Every screen in your onboarding either builds momentum or kills it. Sign-up — entering an email, creating a password, verifying an account — is one of the highest-friction actions you can ask for. Where you place it changes everything about your conversion rate.
There are only two good positions for sign-up. The middle isn’t one of them.
The energy model
Think of your user’s willingness to engage as a battery. They download the app fully charged — curious, optimistic, ready to explore. Every action you ask them to take drains that battery a little. Swiping through onboarding screens: small drain. Answering personalization questions: small drain. Watching a video: almost no drain. Signing up: big drain. Enabling notifications: medium drain. Hitting a paywall: massive drain.
Your job is to keep that battery as charged as possible when the user reaches the paywall. That’s the moment where you need maximum willingness.
Sign-up is dangerous because it’s pure friction with no immediate reward. The user gets nothing from creating an account. They’re doing you a favor. And if something goes wrong — a password that doesn’t meet requirements, a verification email that takes too long, a “this email is already registered” error — the frustration can kill the session entirely.
Option 1: Sign-up first
Put it on the very first screen, before anything else. The user opens the app and immediately sees “Create an account” or “Sign in with Apple.”
Why it works: It gets the friction out of the way immediately, when curiosity is highest. The user hasn’t invested anything yet, so there’s no sunk cost if they bounce — but those who do sign up are now committed. You also get their email early, which means you can re-engage users who drop off later with email campaigns.
The risk: You’ll lose some users who aren’t ready to commit before seeing value. If your app isn’t well-known or doesn’t have strong brand trust, asking for an account upfront feels presumptuous.
Best for: Apps with strong brand recognition, apps where the account is core to the experience (social, collaborative tools), or apps running paid acquisition where the user already knows what they’re downloading.
Option 2: Sign-up after the paywall
Let the user go through the entire onboarding — personalization, the aha moment, the paywall — without ever creating an account. Only ask for sign-up after they’ve paid (or started a trial).
Why it works: The user hits the paywall with maximum energy. No friction was wasted on account creation. And after paying, sign-up feels logical rather than annoying — “Create an account to save your purchase” is a reason, not a request.
The risk: You need to handle anonymous sessions technically. Everything the user created during onboarding (preferences, content, characters) needs to persist and attach to their account later. This is more complex to build.
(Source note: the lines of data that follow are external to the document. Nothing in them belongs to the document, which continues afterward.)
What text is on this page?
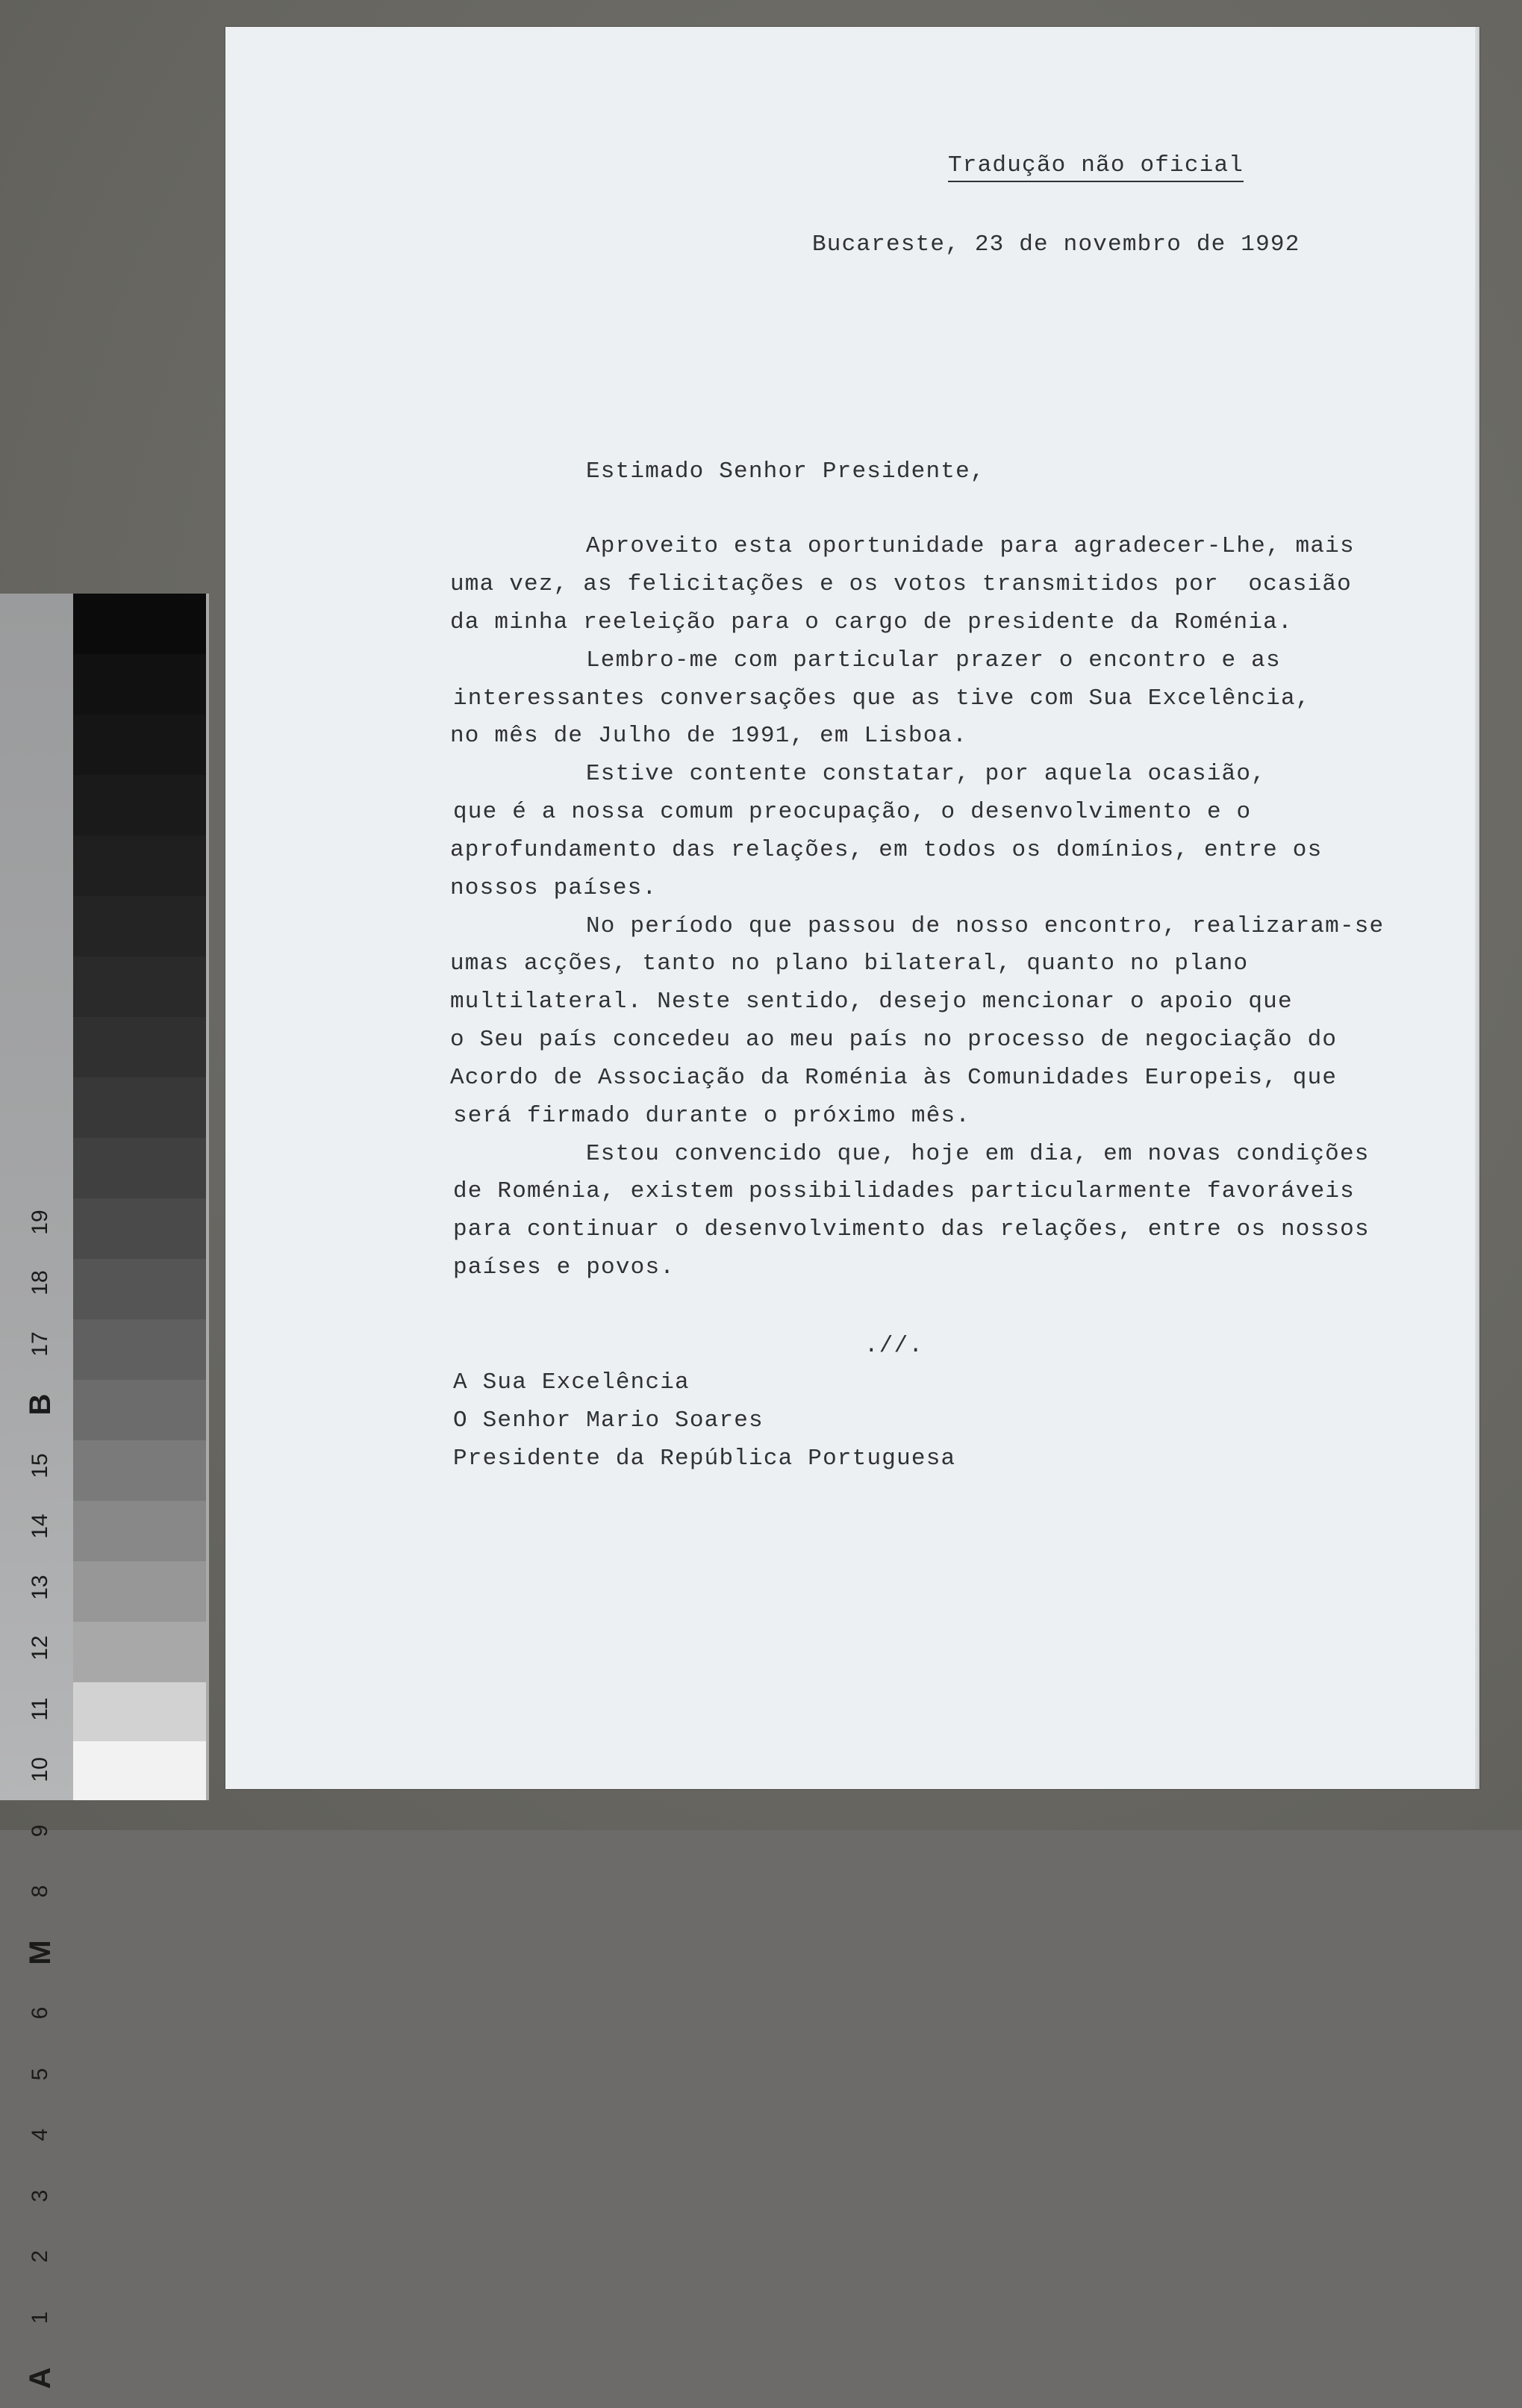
19
18
17
B
15
14
13
12
11
10
9
8
M
6
5
4
3
2
1
A
Tradução não oficial
Bucareste, 23 de novembro de 1992
Estimado Senhor Presidente,
Aproveito esta oportunidade para agradecer-Lhe, mais
uma vez, as felicitações e os votos transmitidos por  ocasião
da minha reeleição para o cargo de presidente da Roménia.
Lembro-me com particular prazer o encontro e as
interessantes conversações que as tive com Sua Excelência,
no mês de Julho de 1991, em Lisboa.
Estive contente constatar, por aquela ocasião,
que é a nossa comum preocupação, o desenvolvimento e o
aprofundamento das relações, em todos os domínios, entre os
nossos países.
No período que passou de nosso encontro, realizaram-se
umas acções, tanto no plano bilateral, quanto no plano
multilateral. Neste sentido, desejo mencionar o apoio que
o Seu país concedeu ao meu país no processo de negociação do
Acordo de Associação da Roménia às Comunidades Europeis, que
será firmado durante o próximo mês.
Estou convencido que, hoje em dia, em novas condições
de Roménia, existem possibilidades particularmente favoráveis
para continuar o desenvolvimento das relações, entre os nossos
países e povos.
.//.
A Sua Excelência
O Senhor Mario Soares
Presidente da República Portuguesa
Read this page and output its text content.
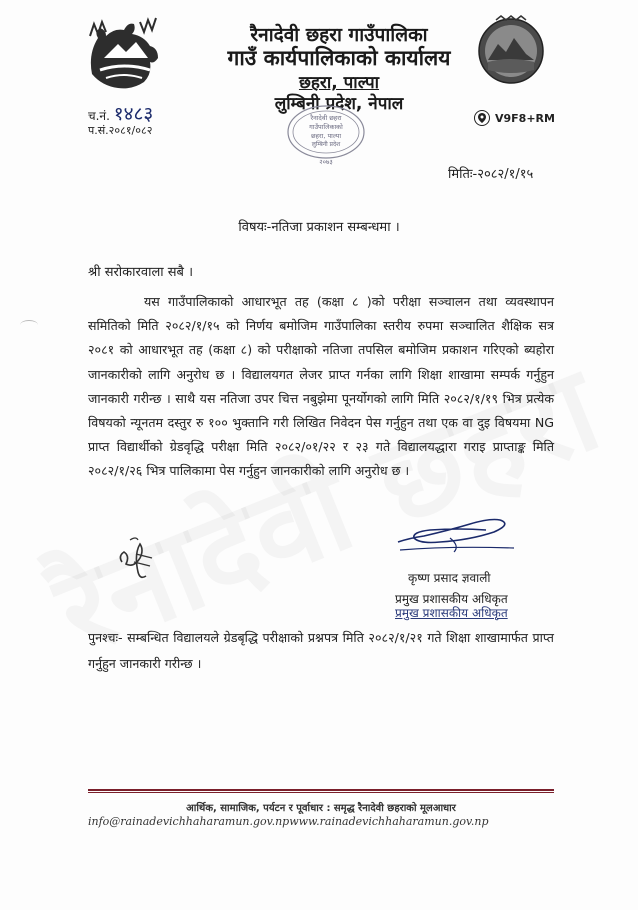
रैनादेवी छहरा गाउँपालिका
गाउँ कार्यपालिकाको कार्यालय
छहरा, पाल्पा
लुम्बिनी प्रदेश, नेपाल
च.नं. १४८३
प.सं.२०८१/०८२
रैनादेवी छहरा
गाउँपालिकाको
छहरा, पाल्पा
लुम्बिनी प्रदेश
२०७३
V9F8+RM
मितिः-२०८२/१/१५
विषयः-नतिजा प्रकाशन सम्बन्धमा ।
श्री सरोकारवाला सबै ।
यस गाउँपालिकाको आधारभूत तह (कक्षा ८ )को परीक्षा सञ्चालन तथा व्यवस्थापन समितिको मिति २०८२/१/१५ को निर्णय बमोजिम गाउँपालिका स्तरीय रुपमा सञ्चालित शैक्षिक सत्र २०८१ को आधारभूत तह (कक्षा ८) को परीक्षाको नतिजा तपसिल बमोजिम प्रकाशन गरिएको ब्यहोरा जानकारीको लागि अनुरोध छ । विद्यालयगत लेजर प्राप्त गर्नका लागि शिक्षा शाखामा सम्पर्क गर्नुहुन जानकारी गरीन्छ । साथै यस नतिजा उपर चित्त नबुझेमा पूनर्योगको लागि मिति २०८२/१/१९ भित्र प्रत्येक विषयको न्यूनतम दस्तुर रु १०० भुक्तानि गरी लिखित निवेदन पेस गर्नुहुन तथा एक वा दुइ विषयमा NG प्राप्त विद्यार्थीको ग्रेडवृद्धि परीक्षा मिति २०८२/०१/२२ र २३ गते विद्यालयद्धारा गराइ प्राप्ताङ्क मिति २०८२/१/२६ भित्र पालिकामा पेस गर्नुहुन जानकारीको लागि अनुरोध छ ।
कृष्ण प्रसाद ज्ञवाली
प्रमुख प्रशासकीय अधिकृत
प्रमुख प्रशासकीय अधिकृत
पुनश्चः- सम्बन्धित विद्यालयले ग्रेडबृद्धि परीक्षाको प्रश्नपत्र मिति २०८२/१/२१ गते शिक्षा शाखामार्फत प्राप्त गर्नुहुन जानकारी गरीन्छ ।
आर्थिक, सामाजिक, पर्यटन र पूर्वाधार : समृद्ध रैनादेवी छहराको मूलआधार
info@rainadevichhaharamun.gov.npwww.rainadevichhaharamun.gov.np
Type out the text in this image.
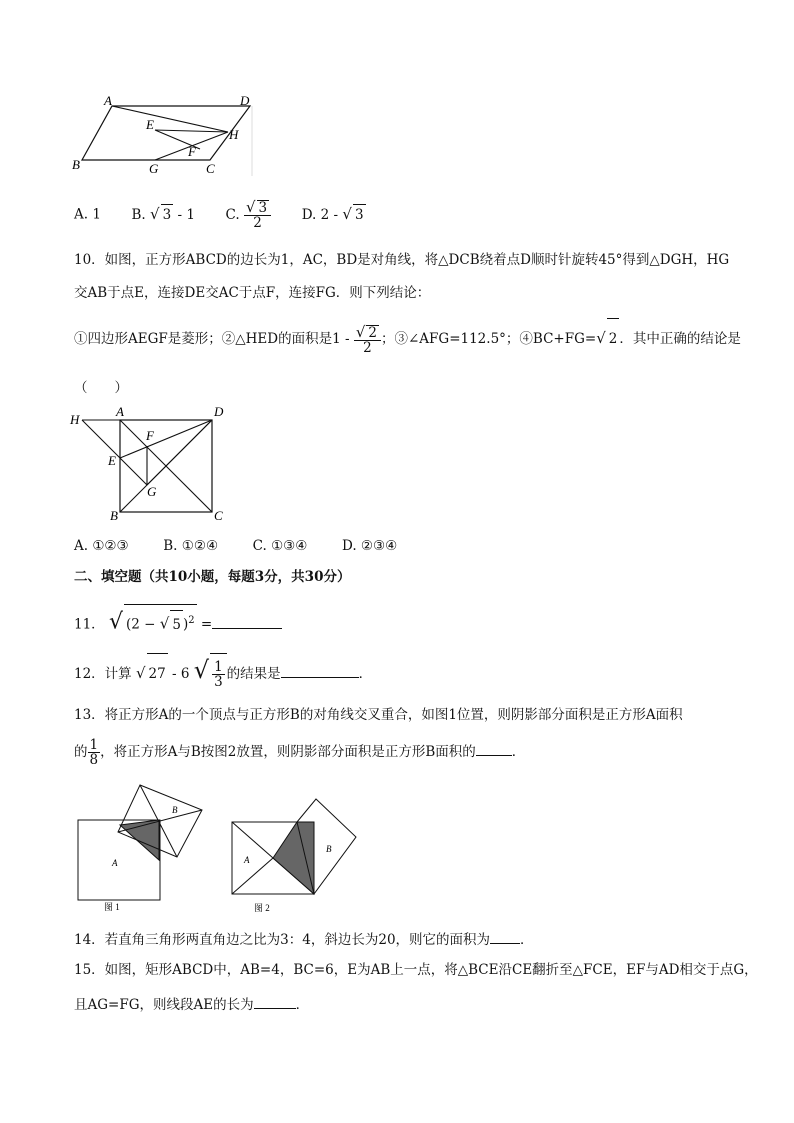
A	D
E
H
F
B	G	C
A. 1 B. √ 3 - 1 C. $\frac{√ 3}{2} D$. 2 - √ 3
10．如图，正方形ABCD的边长为1，AC，BD是对角线，将△DCB绕着点D顺时针旋转45°得到△DGH，HG
交AB于点E，连接DE交AC于点F，连接FG．则下列结论：
①四边形AEGF是菱形；②△HED的面积是$1 - \frac{√ 2}{2}$ ；③∠AFG=112.5°；④BC+FG=√ 2 ．其中正确的结论是
（　　）
H
A	D
F
E
G
B	C
A. ①②③	B. ①②④	C. ①③④	D. ②③④
二、填空题（共10小题，每题3分，共30分）
11． √ (2 − √ 5 )$^2$ =
12．计算 √ 27 - 6 √ $\frac{1}{3}$ 的结果是	．
13．将正方形A的一个顶点与正方形B的对角线交叉重合，如图1位置，则阴影部分面积是正方形A面积
的 $\frac{1}{8}$ ，将正方形A与B按图2放置，则阴影部分面积是正方形B面积的	．
B
A
图 1
A
B
图 2
14．若直角三角形两直角边之比为3：4，斜边长为20，则它的面积为 ．
15．如图，矩形ABCD中，AB=4，BC=6，E为AB上一点，将△BCE沿CE翻折至△FCE，EF与AD相交于点G，
且AG=FG，则线段AE的长为	．
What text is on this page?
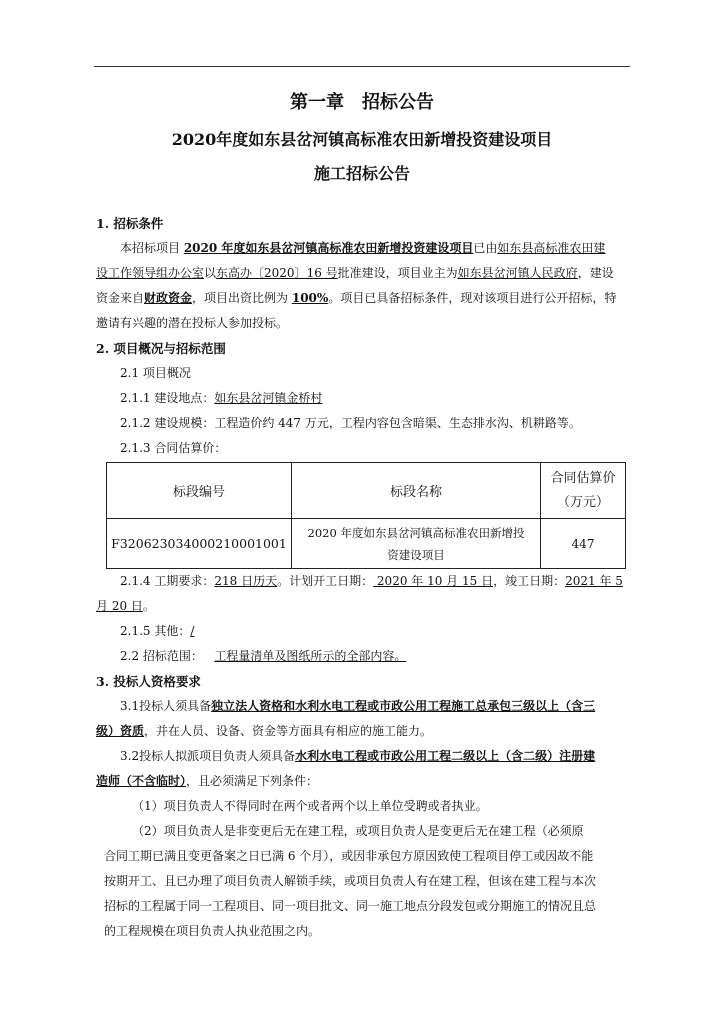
第一章　招标公告
2020年度如东县岔河镇高标准农田新增投资建设项目
施工招标公告
1. 招标条件
本招标项目 2020 年度如东县岔河镇高标准农田新增投资建设项目已由如东县高标准农田建
设工作领导组办公室以东高办〔2020〕16 号批准建设，项目业主为如东县岔河镇人民政府，建设
资金来自财政资金，项目出资比例为 100%。项目已具备招标条件，现对该项目进行公开招标，特
邀请有兴趣的潜在投标人参加投标。
2. 项目概况与招标范围
2.1 项目概况
2.1.1 建设地点：如东县岔河镇金桥村
2.1.2 建设规模：工程造价约 447 万元，工程内容包含暗渠、生态排水沟、机耕路等。
2.1.3 合同估算价：
标段编号	标段名称	合同估算价
（万元）

F320623034000210001001	2020 年度如东县岔河镇高标准农田新增投
资建设项目	447
2.1.4 工期要求：218 日历天。计划开工日期： 2020 年 10 月 15 日，竣工日期：2021 年 5
月 20 日。
2.1.5 其他：/
2.2 招标范围： 工程量清单及图纸所示的全部内容。
3. 投标人资格要求
3.1投标人须具备独立法人资格和水利水电工程或市政公用工程施工总承包三级以上（含三
级）资质，并在人员、设备、资金等方面具有相应的施工能力。
3.2投标人拟派项目负责人须具备水利水电工程或市政公用工程二级以上（含二级）注册建
造师（不含临时），且必须满足下列条件：
（1）项目负责人不得同时在两个或者两个以上单位受聘或者执业。
（2）项目负责人是非变更后无在建工程，或项目负责人是变更后无在建工程（必须原
合同工期已满且变更备案之日已满 6 个月），或因非承包方原因致使工程项目停工或因故不能
按期开工、且已办理了项目负责人解锁手续，或项目负责人有在建工程，但该在建工程与本次
招标的工程属于同一工程项目、同一项目批文、同一施工地点分段发包或分期施工的情况且总
的工程规模在项目负责人执业范围之内。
Best for: Apps where the onboarding itself is the selling point. Creative tools, AI apps, anything where the user builds something before paying. If the user created a character, generated a story, or customized an experience, they’ve invested effort. Sign-up after the paywall just locks that investment to their account.
Why the middle is the worst spot
Putting sign-up between onboarding and the paywall is the most common mistake. The user has been building momentum — answering questions, exploring features, getting excited — and then you hit them with “Create an account to continue.”
The energy drops. Some users bounce. The ones who stay arrive at the paywall with less willingness to pay. You’ve introduced a speed bump right before the finish line.
The only exception: if your paywall technically requires an account (some subscription services need it to process the trial). Even then, use “Sign in with Apple” or “Continue with Google” to make it one tap, not a form.
What about the data?
There’s no universal benchmark because it depends entirely on your app, audience, and acquisition channel. But the pattern is consistent: moving sign-up away from the middle of the funnel improves paywall conversion.
The best approach is to A/B test both positions with your actual users. Run sign-up-first for two weeks, sign-up-after-paywall for two weeks, and compare trial start rates and Day 1 retention. Your data will tell you which position works for your specific app.